Giovanni Fattori (September 6, 1825 – August 30, 1908) was an Italian artist, one of the leaders of the group known as the Macchiaioli. Fattori was born in modest circumstances in Livorno. His early education was rudimentary and his family initially planned for him to study for a qualification in commerce, but his skill in drawing persuaded them to apprentice him in 1845 to a local painter, Giuseppe Baldini. The following year he moved to Firenze where he studied under Giuseppe Bezzuoli. Fattori's development to maturity as a painter was unusually slow. Few examples of his early work survive; those that do are mainly portraits and sketches, as well as a few historical scenes influenced by Bezzuoli — often scenes from Medieval or Renaissance history.
In the early 1850s Fattori began frequenting the Caffè Michelangiolo on via Larga, a popular gathering place for artists who carried on lively discussions of art and politics. Several of these artists would discover the work of the painters of the Barbizon school while visiting Paris for the Exposition of 1855, and would bring back to Italy an enthusiasm for the then-novel practice of painting outdoors, directly from nature. In 1859 Fattori met Roman landscape painter Giovanni Costa, whose example influenced him to join his colleagues in taking up painting en plein air, thus marking a turning point in Fattori's development. The group of painters to which Fattori belonged became known as the Macchiaioli. Their methods and aims are somewhat similar to those of the Impressionists, and, like their French counterparts, they were criticized for their paintings' lack of conventional finish. The Macchiaioli did not go as far as the Impressionists did in dissolving form in light, however, and when Fattori visited Paris in 1875 he reacted unenthusiastically to Impressionist works, expressing a preference for the artists of the Barbizon school. Military subjects dominate Fattori's output, although he also painted portraits, landscapes, and horses. His painted sketches made outdoors are typically painted on small wood panels; these were used as reference material in painting larger compositions, such as his Branding of the Colts in the Maremma (1887). He produced a significant number of etchings as well, particularly in his later years.

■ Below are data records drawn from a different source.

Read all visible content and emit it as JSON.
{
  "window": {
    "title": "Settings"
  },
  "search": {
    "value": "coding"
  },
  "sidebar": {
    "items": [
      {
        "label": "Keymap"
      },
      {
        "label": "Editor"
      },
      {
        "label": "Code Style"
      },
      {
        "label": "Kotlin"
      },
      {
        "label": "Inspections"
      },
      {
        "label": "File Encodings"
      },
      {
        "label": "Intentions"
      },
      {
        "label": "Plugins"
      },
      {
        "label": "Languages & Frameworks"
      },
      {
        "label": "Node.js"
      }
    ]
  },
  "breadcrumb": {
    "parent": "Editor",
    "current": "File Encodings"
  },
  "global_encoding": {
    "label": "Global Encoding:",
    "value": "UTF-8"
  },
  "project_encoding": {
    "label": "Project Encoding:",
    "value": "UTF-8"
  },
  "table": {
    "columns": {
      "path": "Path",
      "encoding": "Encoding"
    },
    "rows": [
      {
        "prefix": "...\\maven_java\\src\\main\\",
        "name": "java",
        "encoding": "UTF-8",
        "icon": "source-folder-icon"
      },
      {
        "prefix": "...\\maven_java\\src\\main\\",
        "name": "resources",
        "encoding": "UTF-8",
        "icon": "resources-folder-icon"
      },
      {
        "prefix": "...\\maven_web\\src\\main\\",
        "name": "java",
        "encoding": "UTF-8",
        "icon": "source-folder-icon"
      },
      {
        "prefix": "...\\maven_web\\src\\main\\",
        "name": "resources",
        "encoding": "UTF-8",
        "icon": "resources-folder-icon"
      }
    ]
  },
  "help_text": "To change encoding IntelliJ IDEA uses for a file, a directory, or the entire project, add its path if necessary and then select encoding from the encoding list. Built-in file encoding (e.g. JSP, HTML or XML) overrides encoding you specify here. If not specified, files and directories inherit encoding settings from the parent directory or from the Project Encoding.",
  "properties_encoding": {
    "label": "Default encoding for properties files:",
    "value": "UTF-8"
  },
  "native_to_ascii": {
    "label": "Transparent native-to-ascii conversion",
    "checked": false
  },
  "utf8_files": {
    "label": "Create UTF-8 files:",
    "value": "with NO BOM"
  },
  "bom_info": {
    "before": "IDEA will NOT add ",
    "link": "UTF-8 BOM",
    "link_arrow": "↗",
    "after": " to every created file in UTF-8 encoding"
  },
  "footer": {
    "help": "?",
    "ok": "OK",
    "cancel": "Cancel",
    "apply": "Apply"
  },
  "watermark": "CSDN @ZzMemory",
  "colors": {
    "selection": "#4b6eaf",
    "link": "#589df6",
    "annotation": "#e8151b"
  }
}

From 1869 he taught at the Florentine Academy, where one of his late students was Amedeo Modigliani. Despite the modest income this work provided, he lived in poverty, and his old age was marked by a bitter disillusionment with the social and political order that had emerged in postunification Italy. Known for his honesty and candor, Fattori also deplored the direction he saw some of his students taking in the 1890s, as a group of them, led by Plinio Nomellini, adopted a Neo-impressionist style. He died in Florence on August 30, 1908.